The study says this approach could work for many different types of cancer and provide a rapid and relatively inexpensive cancer therapy. It’s unlikely to cause adverse side effects often seen with other immune stimulation, according to researchers.

As part of the study, researchers injected minute amounts of two immune-stimulating agents directly into the solid tumors of mice. The tumors were eliminated, along with all other traces of cancer, including distant untreated metastases.

“When we use these two agents together, we see the elimination of tumors all over the body,” said Ronald Levy, MD, professor of oncology. “This approach bypasses the need to identify tumor-specific immune targets and doesn’t require wholesale activation of the immune system or customization of a patient’s immune cells.”

Researchers are planning a clinical trial testing the treatment in 15 human patients with low-grade lymphoma.

There are many types of immunotherapy treatments, some of which cause side effects or are very lengthy.
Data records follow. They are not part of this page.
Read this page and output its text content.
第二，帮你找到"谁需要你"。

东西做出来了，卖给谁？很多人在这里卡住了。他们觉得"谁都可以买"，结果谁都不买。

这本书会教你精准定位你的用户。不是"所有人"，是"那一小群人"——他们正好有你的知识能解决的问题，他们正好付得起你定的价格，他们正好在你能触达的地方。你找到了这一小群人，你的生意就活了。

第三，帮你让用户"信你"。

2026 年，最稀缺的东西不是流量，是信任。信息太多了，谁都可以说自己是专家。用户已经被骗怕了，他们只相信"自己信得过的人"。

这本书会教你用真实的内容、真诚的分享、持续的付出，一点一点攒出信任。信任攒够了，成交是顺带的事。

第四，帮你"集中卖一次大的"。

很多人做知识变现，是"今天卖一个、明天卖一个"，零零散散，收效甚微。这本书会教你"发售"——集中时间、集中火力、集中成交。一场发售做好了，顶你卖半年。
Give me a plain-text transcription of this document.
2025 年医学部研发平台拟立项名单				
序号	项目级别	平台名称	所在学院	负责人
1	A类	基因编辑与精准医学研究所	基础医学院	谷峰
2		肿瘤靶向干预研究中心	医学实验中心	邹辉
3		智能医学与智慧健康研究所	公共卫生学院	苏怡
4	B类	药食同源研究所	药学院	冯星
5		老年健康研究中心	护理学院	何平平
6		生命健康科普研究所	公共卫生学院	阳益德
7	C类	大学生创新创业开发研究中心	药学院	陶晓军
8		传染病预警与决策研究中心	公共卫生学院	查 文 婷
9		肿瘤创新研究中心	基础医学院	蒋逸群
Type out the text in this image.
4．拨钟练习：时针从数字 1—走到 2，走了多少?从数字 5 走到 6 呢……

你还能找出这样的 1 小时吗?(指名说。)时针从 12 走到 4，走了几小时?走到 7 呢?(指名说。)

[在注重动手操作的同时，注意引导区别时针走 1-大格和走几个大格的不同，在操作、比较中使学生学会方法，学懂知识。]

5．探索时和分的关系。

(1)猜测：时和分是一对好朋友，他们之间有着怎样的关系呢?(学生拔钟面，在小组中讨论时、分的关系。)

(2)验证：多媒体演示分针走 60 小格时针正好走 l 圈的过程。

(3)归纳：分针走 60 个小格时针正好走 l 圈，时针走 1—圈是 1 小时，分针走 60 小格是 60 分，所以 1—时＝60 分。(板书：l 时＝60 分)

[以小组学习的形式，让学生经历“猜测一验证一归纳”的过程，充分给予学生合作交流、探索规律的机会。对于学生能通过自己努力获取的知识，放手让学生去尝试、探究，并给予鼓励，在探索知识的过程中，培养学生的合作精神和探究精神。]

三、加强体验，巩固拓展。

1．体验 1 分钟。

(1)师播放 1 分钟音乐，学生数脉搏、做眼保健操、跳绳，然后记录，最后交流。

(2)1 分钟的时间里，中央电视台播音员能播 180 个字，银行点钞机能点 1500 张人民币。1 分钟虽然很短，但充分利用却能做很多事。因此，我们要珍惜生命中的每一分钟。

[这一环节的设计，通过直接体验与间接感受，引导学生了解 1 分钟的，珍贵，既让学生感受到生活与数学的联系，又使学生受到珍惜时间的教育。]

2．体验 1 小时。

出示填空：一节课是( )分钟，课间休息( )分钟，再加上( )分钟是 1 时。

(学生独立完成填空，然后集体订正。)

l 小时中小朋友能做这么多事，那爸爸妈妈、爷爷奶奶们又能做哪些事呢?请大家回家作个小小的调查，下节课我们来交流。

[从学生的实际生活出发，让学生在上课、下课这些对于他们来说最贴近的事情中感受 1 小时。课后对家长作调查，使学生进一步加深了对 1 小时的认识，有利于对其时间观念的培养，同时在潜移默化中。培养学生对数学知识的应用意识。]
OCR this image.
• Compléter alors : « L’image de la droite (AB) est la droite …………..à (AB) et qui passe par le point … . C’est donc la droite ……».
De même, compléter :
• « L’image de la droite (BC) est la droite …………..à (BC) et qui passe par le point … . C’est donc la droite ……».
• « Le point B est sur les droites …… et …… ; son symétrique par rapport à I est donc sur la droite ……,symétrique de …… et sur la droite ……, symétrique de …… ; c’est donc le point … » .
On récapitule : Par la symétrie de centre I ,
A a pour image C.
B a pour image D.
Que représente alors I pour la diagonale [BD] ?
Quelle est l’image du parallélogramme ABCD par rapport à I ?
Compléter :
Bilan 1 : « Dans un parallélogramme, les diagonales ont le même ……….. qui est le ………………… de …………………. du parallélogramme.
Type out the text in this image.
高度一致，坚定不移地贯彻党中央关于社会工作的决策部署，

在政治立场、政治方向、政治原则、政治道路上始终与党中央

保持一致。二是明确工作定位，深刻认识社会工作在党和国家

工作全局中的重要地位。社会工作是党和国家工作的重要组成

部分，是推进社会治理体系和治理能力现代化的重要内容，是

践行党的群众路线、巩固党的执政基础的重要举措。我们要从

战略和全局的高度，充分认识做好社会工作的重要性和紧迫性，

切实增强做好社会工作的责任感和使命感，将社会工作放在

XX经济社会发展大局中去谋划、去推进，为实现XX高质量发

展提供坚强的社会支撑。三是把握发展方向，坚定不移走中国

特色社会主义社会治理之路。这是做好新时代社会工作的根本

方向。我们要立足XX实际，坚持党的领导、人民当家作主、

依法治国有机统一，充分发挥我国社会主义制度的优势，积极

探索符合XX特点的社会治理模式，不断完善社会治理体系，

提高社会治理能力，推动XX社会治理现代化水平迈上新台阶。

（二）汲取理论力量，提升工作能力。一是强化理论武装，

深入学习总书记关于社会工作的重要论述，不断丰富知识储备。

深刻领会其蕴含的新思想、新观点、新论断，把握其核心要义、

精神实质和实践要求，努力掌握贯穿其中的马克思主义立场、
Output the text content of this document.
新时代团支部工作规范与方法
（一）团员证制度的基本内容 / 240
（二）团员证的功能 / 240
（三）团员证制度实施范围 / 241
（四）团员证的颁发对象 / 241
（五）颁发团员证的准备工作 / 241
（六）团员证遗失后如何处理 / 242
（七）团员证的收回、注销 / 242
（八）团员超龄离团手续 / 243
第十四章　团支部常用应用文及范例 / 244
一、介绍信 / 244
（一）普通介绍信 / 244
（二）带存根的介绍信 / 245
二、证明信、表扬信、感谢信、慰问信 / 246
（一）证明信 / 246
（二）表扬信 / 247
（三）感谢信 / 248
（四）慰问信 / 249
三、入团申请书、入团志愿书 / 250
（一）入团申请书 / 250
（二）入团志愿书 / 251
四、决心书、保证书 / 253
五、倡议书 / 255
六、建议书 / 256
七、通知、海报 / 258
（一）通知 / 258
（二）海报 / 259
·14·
In this specific treatment, two agents are injected to stimulate the immune cells within a particular tumor. Those cells then leave the original tumor to find and destroy other identical tumors throughout the body, according to the study.

“In the mice, we saw amazing, bodywide effects, including the elimination of tumors all over the animal,” Lecy said.

The study states:

The approach worked startlingly well in laboratory mice with transplanted mouse lymphoma tumors in two sites on their bodies. Injecting one tumor site with the two agents caused the regression not just of the treated tumor, but also of the second, untreated tumor. In this way, 87 of 90 mice were cured of the cancer. Although the cancer recurred in three of the mice, the tumors again regressed after a second treatment. The researchers saw similar results in mice bearing breast, colon and melanoma tumors.

“I don’t think there’s a limit to the type of tumor we could potentially treat, as long as it has been infiltrated by the immune system,” Levy said.